Roughly 600 students, accompanied by family members of the missing, blockaded the complex on Monday (October 13) and allowed only women, the elderly and the disabled to leave.
Although the protest was at first low-key, anti-riot police arrived, a scuffle broke out and the students entered the complex of seven buildings.
Once all the staff had departed, the youths severely damaged the Guerrero state headquarters building.
Most of the windows and office furniture were destroyed in Guerrero, while one of the buildings housing the office of Government Secretary Jesús Martínez Garnelo was set on fire, causing firefighters to extinguish the blaze.
One group of hooded students smashed the offices of the mayor of Chilpancingo and set fire to the civil registry in the basement of the building.
Firefighters attempted to extinguish the fire, but were subsequently evicted by protesters.
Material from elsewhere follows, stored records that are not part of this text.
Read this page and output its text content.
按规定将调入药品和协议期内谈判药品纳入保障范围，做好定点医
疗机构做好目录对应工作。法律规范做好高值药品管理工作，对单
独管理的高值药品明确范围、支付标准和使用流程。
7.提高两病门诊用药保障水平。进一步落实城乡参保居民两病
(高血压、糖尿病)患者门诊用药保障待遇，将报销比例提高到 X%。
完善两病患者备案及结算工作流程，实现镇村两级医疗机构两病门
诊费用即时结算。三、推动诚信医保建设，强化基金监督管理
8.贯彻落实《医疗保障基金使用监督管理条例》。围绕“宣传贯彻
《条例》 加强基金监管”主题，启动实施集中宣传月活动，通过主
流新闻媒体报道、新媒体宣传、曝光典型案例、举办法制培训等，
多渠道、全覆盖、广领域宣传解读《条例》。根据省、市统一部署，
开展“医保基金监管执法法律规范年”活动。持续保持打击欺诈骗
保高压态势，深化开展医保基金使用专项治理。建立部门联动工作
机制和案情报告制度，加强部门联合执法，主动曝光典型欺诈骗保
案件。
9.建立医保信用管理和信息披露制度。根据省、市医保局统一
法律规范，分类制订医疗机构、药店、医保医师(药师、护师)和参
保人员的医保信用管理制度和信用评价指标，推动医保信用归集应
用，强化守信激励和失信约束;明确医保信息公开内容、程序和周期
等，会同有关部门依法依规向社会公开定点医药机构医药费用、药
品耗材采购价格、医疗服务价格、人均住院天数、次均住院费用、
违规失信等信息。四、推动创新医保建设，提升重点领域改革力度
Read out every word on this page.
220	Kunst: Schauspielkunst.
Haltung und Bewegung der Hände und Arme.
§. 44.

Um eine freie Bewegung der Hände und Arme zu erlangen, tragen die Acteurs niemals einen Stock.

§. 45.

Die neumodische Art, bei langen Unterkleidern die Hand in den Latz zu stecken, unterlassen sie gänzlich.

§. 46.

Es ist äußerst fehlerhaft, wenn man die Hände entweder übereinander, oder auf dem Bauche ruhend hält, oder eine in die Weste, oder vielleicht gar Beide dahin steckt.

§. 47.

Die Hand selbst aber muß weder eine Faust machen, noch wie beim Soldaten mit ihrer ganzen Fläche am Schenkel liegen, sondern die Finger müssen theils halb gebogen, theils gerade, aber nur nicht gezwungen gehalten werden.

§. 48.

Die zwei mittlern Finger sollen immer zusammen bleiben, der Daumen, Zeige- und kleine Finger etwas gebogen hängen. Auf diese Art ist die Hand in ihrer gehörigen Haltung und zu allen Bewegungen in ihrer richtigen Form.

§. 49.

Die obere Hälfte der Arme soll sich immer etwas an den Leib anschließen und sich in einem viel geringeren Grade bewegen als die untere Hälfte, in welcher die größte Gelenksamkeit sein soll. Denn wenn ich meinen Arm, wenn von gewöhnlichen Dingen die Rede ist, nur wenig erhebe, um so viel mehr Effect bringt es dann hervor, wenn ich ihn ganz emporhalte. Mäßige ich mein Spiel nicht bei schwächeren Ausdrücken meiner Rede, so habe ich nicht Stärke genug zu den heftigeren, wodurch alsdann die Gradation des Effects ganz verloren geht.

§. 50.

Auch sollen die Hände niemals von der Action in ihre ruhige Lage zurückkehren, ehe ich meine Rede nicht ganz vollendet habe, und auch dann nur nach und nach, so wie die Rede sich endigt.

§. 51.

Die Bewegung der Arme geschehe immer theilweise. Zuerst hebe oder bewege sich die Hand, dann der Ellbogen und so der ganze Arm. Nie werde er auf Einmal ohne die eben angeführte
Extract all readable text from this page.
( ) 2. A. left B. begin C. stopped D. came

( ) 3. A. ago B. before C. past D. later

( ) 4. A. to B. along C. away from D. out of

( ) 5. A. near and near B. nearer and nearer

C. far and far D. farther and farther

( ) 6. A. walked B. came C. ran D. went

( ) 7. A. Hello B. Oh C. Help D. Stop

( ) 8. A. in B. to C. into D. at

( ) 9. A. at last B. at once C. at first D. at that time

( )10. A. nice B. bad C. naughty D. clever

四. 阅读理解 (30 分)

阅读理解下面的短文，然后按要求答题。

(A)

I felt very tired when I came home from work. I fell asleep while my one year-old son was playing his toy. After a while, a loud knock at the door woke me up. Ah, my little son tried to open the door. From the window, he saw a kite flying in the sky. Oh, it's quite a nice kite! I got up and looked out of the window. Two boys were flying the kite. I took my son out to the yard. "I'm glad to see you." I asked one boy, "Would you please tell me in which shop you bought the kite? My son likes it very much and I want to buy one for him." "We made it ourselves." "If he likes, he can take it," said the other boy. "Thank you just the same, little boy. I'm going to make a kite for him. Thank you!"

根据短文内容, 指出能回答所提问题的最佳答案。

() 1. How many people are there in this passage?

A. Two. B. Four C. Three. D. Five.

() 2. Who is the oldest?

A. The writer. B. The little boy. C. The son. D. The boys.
COMMENT: Joining the protesters were 200 students from the University of Guerrero joined as the teacher trainees filled the city’s main square demanding that the authorities locate and return their missing colleagues alive.
Earlier Monday (October 13) the students and families of the 43 youths who disappeared 17 days ago threatened not to leave until they were brought back alive.
The case of the missing students has severely riled Mexicans nationwide since they disappeared September 26, after police opened fire on their group as they were trying to hijack buses, killing six people and wounding 25 others.
After the altercation, police were seen taking students away. Days later, a number of clandestine graves were found nearby containing at least 28 bodies, the identities of which the authorities are attempting to identify.
Almost 40 people have been arrested for their suspected involvement in the disappearances, most of them members of the local police force.